Official statistics show that grain harvests have shrunk in 2014 and 2015, with the exception of corn, due to factors that experts blame on climate change.

The 2010 report “Panama: Effects of Climate Change on Agriculture”, produced by the United Nations Economic Commission for Latin America and the Caribbean (ECLAC) and other international bodies, stated that climate change would cause this country agricultural losses amounting to between four and seven percent of GDP by 2050 and between eight and nine percent by 2100.

Gustavo Ramírez, a professor with the Cuautitlán Higher Studies Faculty at the Autonomous National University of Mexico, said vertical farming is viable in Latin America, but policies to stimulate it are lacking.

“With this system you can make better use of space,” he told IPS. “In urban areas, there are abandoned buildings that could be put to use, and there is much more space in rural areas.”

In Río Hato, Proenza, who has invested over 70,000 dollars in the farm, has tried growing strawberries, cucumbers, chili peppers, melons and watermelons, with positive results.

Vertical farming is in vogue in the United States, Japan, South Korea and Taiwan. An Association for Vertical Farming has been created, and groups companies, universities and individuals. It has offices in Canada, China, India and several European countries.

This farming method offers an alternative in cities around the world, and in impoverished rural areas where people still go hungry.

In cities like Buenos Aires, Mexico City or Santiago, rooftop gardens where people grow their own fresh produce are now common.

To foment the sharing of knowledge, Proenza created the Foundation for the Development of Controlled Environment Agriculture, which organised the International Congress on Controlled Environment Agriculture here in May, which drew more than 350 researchers, academics and farmers from around the world.
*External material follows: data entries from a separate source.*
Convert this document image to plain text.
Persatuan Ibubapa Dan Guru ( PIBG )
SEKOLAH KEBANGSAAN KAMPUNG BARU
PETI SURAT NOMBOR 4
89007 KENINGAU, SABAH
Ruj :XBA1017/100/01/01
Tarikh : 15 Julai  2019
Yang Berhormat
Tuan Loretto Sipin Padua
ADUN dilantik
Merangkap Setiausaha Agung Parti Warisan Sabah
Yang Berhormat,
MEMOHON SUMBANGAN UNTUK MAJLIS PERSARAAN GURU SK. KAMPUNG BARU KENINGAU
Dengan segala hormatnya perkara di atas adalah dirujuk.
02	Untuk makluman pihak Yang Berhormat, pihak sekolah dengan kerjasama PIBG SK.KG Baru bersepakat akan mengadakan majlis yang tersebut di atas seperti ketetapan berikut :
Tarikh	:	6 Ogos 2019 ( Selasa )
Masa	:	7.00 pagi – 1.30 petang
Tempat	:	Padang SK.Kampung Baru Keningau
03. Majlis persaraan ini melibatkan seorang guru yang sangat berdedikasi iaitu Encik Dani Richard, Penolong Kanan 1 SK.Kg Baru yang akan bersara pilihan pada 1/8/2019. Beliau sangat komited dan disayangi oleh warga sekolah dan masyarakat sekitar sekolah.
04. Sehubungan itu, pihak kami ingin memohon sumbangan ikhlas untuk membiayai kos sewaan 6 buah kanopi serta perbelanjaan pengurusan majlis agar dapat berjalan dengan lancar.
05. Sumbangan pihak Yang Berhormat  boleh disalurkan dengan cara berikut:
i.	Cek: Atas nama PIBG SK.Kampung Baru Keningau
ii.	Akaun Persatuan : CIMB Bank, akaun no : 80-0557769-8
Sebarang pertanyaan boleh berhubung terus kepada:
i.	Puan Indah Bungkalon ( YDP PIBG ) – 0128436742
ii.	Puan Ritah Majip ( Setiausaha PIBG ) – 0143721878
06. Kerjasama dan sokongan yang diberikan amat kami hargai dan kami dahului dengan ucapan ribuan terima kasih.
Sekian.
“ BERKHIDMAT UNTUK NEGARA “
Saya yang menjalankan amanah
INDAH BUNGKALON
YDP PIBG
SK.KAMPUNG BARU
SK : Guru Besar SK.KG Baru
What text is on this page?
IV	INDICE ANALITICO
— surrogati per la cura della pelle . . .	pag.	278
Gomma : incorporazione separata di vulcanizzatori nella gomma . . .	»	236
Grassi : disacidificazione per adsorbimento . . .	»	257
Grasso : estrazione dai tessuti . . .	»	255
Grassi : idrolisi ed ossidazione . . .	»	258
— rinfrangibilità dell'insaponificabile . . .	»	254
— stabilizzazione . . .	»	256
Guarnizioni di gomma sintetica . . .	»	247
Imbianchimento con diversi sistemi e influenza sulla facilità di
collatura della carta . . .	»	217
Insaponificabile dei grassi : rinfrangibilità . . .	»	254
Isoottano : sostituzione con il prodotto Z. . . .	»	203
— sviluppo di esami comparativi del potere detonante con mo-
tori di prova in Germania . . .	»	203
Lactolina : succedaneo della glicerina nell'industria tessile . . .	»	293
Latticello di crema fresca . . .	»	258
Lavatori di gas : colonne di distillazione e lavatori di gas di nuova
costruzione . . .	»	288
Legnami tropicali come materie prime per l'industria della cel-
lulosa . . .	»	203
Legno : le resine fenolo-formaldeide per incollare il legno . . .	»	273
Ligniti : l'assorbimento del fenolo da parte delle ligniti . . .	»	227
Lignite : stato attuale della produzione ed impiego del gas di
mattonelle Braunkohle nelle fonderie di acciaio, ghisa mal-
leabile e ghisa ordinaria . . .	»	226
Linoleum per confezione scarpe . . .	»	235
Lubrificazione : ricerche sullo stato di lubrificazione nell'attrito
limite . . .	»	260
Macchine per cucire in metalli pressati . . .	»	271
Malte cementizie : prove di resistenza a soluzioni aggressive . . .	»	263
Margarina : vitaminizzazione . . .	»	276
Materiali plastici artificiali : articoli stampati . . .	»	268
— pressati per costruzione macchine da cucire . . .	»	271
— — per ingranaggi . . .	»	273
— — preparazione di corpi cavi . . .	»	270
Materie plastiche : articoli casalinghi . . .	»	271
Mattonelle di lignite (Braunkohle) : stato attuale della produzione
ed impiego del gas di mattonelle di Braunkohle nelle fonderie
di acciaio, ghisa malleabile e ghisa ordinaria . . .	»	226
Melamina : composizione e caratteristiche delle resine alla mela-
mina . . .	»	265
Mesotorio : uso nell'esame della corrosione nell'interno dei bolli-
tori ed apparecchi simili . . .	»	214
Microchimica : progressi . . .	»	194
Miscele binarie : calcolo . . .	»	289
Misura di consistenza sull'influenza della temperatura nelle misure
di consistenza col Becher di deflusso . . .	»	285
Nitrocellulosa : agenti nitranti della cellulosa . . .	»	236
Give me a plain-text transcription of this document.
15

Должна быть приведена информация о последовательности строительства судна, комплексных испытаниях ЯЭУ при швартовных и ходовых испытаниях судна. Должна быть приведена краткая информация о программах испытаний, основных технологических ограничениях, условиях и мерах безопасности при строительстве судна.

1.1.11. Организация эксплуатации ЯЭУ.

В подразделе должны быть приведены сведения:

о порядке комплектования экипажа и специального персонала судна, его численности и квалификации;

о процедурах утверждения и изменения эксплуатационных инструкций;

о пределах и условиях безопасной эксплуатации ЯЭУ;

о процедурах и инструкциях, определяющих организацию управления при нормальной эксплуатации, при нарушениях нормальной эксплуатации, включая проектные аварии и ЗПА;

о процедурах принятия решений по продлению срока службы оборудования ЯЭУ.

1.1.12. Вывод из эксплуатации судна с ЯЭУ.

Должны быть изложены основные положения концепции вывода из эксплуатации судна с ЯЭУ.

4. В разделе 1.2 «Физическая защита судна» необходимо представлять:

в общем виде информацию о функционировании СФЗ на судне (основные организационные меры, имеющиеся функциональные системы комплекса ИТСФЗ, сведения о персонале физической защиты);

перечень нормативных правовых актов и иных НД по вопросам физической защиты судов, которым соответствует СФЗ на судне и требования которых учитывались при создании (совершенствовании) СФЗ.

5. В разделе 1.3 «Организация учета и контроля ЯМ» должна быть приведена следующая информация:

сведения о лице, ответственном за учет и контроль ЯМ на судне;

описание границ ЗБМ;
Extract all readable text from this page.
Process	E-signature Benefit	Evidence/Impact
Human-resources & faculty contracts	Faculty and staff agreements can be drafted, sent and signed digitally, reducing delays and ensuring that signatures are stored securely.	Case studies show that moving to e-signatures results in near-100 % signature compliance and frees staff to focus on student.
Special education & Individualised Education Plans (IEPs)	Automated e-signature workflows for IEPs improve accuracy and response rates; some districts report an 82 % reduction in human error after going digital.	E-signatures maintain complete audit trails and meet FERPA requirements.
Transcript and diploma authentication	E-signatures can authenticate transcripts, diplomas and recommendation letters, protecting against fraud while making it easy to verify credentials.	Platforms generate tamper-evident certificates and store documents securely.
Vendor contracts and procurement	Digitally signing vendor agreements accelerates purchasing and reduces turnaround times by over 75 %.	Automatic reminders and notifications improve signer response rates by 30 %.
The next edition is slated for 2017.

“Farmers earn three times more than in the countryside,” said Proenza. “Vertical farms are 30 percent less expensive than traditional farming, and 15 percent cheaper than greenhouses. The risk is minimal,” added the entrepreneur, whose initiative won the second National Prize for Business Innovation, granted by the National Secretariat on Science and Technology, in 2014.

His plan is to expand the vertical farm by 400 square metres, adding varieties of parsley, basil, coriander, arugula and strawberries.

Ramírez recommended that governments refocus their agricultural policies and rethink priorities. “Governments must show an interest, and should focus policies on exploring this technique. We need better planning for production, distribution and logistics,” he said.

The local and regional markets that would be developed through vertical farming would have “an enormous impact,” he said, but “seed capital and technological packages would be needed, based on our own model.”